Autor(en) / Beteiligte

• Sims, Erika J, Dr
• Mugford, Miranda, PhD
• Clark, Allan, PhD
• Aitken, David, PhD
• McCormick, Jonathan, MD
• Mehta, Gita, MPhil
• Mehta, Anil, FRCP

Titel

Economic implications of newborn screening for cystic fibrosis: a cost of illness retrospective cohort study

Ist Teil von

• The Lancet (British edition), 2007-04, Vol.369 (9568), p.1187-1195

Ort / Verlag

England: Elsevier Ltd

Erscheinungsjahr

2007

Quelle

MEDLINE

Beschreibungen/Notizen

• Summary Background Newborn screening for cystic fibrosis might not be introduced if implementation and running costs are perceived as prohibitive. Compared with clinical diagnosis, newborn screening is associated with clinical benefit and reduced treatment needs. We estimate the potential savings in treatment costs attributable to newborn screening. Methods Using the UK Cystic Fibrosis Database, we used a prevalence strategy to undertake a cost of illness retrospective snapshot cohort study. We estimated yearly costs of long-term therapies and intravenous antibiotics for 184 patients who were diagnosed as a result of screening as newborn babies, and 950 patients who were clinically diagnosed aged 1–9 years in 2002. Costs of adding cystic fibrosis screening to an established newborn screening service in Scotland were adjusted to 2002 prices and applied to the UK as a whole. Costs were recalculated in US$. Findings Cost of therapy for patients diagnosed by newborn screening was significantly lower than equivalent therapies for clinically diagnosed patients: mean ($7228 vs $12 008, 95% CI of difference −6736 to −2028, p<0·0001) and median ($352 vs $2442, −1916 to −180, p<0·0001).

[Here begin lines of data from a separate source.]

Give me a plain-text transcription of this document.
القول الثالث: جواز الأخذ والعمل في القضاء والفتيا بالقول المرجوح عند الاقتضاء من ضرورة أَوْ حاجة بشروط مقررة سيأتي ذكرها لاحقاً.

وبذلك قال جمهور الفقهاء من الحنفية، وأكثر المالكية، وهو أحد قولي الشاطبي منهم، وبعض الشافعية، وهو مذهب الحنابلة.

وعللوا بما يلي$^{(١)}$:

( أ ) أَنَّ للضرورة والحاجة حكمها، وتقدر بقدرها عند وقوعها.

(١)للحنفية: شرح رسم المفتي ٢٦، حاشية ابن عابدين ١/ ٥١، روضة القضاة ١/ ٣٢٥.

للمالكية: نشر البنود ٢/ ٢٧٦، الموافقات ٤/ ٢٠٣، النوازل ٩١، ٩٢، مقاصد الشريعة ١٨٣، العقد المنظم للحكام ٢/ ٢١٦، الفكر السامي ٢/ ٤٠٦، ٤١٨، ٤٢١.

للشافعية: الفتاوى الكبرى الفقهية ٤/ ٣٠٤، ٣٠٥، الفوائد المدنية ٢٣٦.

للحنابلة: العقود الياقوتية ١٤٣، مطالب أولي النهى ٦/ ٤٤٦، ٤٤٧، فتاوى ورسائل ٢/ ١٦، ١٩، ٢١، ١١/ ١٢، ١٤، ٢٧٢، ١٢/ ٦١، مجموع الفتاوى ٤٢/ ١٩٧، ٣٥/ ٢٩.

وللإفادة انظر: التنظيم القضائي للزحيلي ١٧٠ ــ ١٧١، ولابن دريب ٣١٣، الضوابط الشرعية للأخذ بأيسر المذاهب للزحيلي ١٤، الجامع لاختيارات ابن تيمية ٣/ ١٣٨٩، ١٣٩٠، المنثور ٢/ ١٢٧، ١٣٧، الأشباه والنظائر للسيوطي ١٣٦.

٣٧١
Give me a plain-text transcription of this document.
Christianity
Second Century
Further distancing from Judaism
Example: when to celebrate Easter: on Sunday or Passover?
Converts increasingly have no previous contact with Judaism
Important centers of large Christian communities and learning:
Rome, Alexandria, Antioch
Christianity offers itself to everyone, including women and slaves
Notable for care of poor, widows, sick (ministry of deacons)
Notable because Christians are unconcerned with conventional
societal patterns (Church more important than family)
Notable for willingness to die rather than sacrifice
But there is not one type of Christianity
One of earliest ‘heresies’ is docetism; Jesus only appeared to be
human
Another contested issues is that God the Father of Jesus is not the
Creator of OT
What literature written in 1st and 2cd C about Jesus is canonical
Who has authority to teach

When we limited the clinically diagnosed group to only those diagnosable with a 31 cystic fibrosis transmembrane regulator mutation assay and assumed similar disease progression in the clinically diagnosed group as in the newborn screening group, we showed that mean ($3 397 344) or median ($947 032) drug cost savings could have offset the estimated cost of adding cystic fibrosis to a UK national newborn screening service ($2 971 551). Interpretation Including indirect costs savings, newborn screening for cystic fibrosis might have even greater financial benefits to society than our estimate shows. Clinical, social, and now economic evidence suggests that universal newborn screening programmes for cystic fibrosis should be adopted internationally.